TMOS launched!

Members of the Melbourne node, Dr Wendy Lee, Dr Lukas Wesemann and PhD student Shaban Sulejman attended the official launch of the ARC Centre of Excellence for Transformative Meta-Optical Systems (TMOS) at ANU on the 28th September. The launch was attended by Australian Research Council Chief Executive Officer Ms Judith Zielke, ANU Vice Chancellor Prof. Brian Schmidt in attendance and ANU Chancellor Julie Bishop in attendance.

TMOS seeking new PhD students for 2023 commencement

The Australian Research Council Centre of Excellence for Transformative Meta-optical Systems (TMOS) is currently seeking expressions of interest from prospective PhD students. More information here. Applications can be submitted through the EOI form or directly to supervisors. For students interested in studies at Melbourne under the supervision of Professor Ken Crozier and/or Professor Ann Roberts, a list of projects can be found here. Note that international students need to submit applications to the University of Melbourne before the 30 September to be considered in the first round for 2023 so prospective supervisors need to be contacted well before then.

New research reveals colour flip

A new paper led by PhD student Niken Priscilla reveals an intriguing device which exhibits a different colour variation when observed from either side. Unlike previous research the structure involves four simple nanoscale thickness layers of silica, silver and chromium. The research has been published in Advanced Photonics Research – link here.

Thin film device viewed from either side. Green light is transmitted independently of which surface is illuminated .
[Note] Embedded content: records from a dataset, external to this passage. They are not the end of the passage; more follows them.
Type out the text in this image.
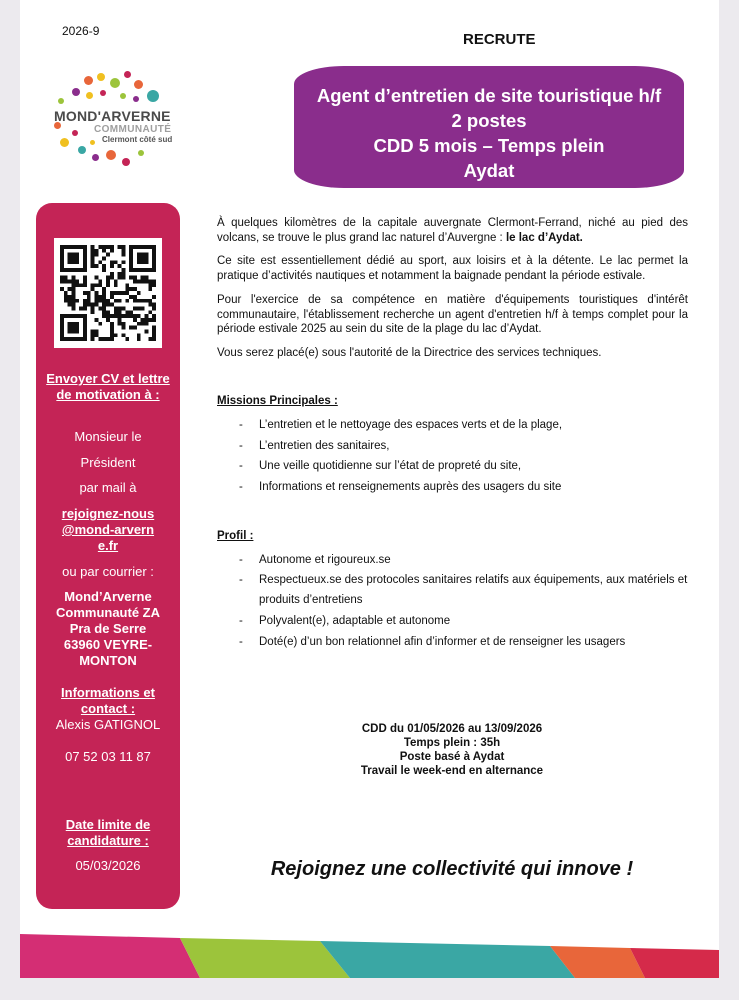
2026-9	RECRUTE
MOND'ARVERNE
COMMUNAUTÉ
Clermont côté sud
Agent d’entretien de site touristique h/f
2 postes
CDD 5 mois – Temps plein
Aydat
Envoyer CV et lettre de motivation à :
Monsieur le
Président
par mail à
rejoignez-nous@mond-arverne.fr
ou par courrier :
Mond’Arverne Communauté ZA Pra de Serre 63960 VEYRE-MONTON
Informations et contact :
Alexis GATIGNOL
07 52 03 11 87
Date limite de candidature :
05/03/2026
À quelques kilomètres de la capitale auvergnate Clermont-Ferrand, niché au pied des volcans, se trouve le plus grand lac naturel d’Auvergne : le lac d’Aydat.
Ce site est essentiellement dédié au sport, aux loisirs et à la détente. Le lac permet la pratique d’activités nautiques et notamment la baignade pendant la période estivale.
Pour l'exercice de sa compétence en matière d'équipements touristiques d'intérêt communautaire, l'établissement recherche un agent d'entretien h/f à temps complet pour la période estivale 2025 au sein du site de la plage du lac d’Aydat.
Vous serez placé(e) sous l'autorité de la Directrice des services techniques.
Missions Principales :
- L’entretien et le nettoyage des espaces verts et de la plage,
- L’entretien des sanitaires,
- Une veille quotidienne sur l’état de propreté du site,
- Informations et renseignements auprès des usagers du site
Profil :
- Autonome et rigoureux.se
- Respectueux.se des protocoles sanitaires relatifs aux équipements, aux matériels et produits d’entretiens
- Polyvalent(e), adaptable et autonome
- Doté(e) d’un bon relationnel afin d’informer et de renseigner les usagers
CDD du 01/05/2026 au 13/09/2026
Temps plein : 35h
Poste basé à Aydat
Travail le week-end en alternance
Rejoignez une collectivité qui innove !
Alex Wood awarded Woodward Medal

Dr Alexander Wood is the recipient of the 2021 Woodward Medal in Science and Technology for his suite of publications in Nature Physics, Science Advances and Physical Review Letters concerning how physical rotation can be used as a tool for control and measurement of a quantum system. The Woodward Medal was established to reward outstanding and original scholarship. Congratulations, Alex!

New paper on polarisation-insensitive, scalable plasmonic colouration

Silicon mold (left) and resulting nanoimprinted structure (right).

Faris Shahidan has led new work appearing today in Optics Express. Using nanoimprint lithography we show that it is possible to generate vivid colouration without the requirement for polarised light. Embossed polymers are coated with a variety of metals permitting an investigation of the role of the choice of metal. This work opens up the prospects for applications in manufacturing and elsewhere. Link to paper (open access) here.

Congratulations to Dr Faris Shahidan

Congratulations to Dr Shahidan whose PhD was awarded on 31 August! From his citation his contributions to the field involved the investigation of novel approaches to generating nanostructured surface colouration. He showed that nanoimprint lithography can produce complex three-dimensional nanostructures over large areas and at scale critical to adoption of structural colour technologies. His work underpins new approaches for producing environmentally conscious colour films for consumer goods and next-generation security features.

Dr Shahidan and Professor Roberts enjoying a remote catch-up!

TMOS seeking PhD and masters students

The ARC Centre of Excellence for Transformative Meta-Optical Systems is now seeking expressions of interest from suitably qualified candidates for MSc (coursework) and PhD positions. By harnessing the disruptive concept of meta-optics TMOS will develop the next generation of ultra-compact optical systems with fundamentally new and exciting capabilities.

If you are interested in joining the Melbourne node in 2022 as either a PhD or MSc student contact Professor Ken Crozier or Professor Ann Roberts.

Potential project details here. More information about TMOS here.

Actively variable-spectrum optoelectronics with black phosphorus

Nima Azar, Sivacarendran Balendhran and Ken Crozier are co-authors on a Nature paper with colleagues from the University of California at Berkeley and the Lawrence Berkeley National Lab. They made use of the extraordinary sensitivity of the bandgap of black phosphorous (bP) to strain to show the continuous and reversible tuning of the operating wavelengths in bP light-emitting diodes and photodetectors.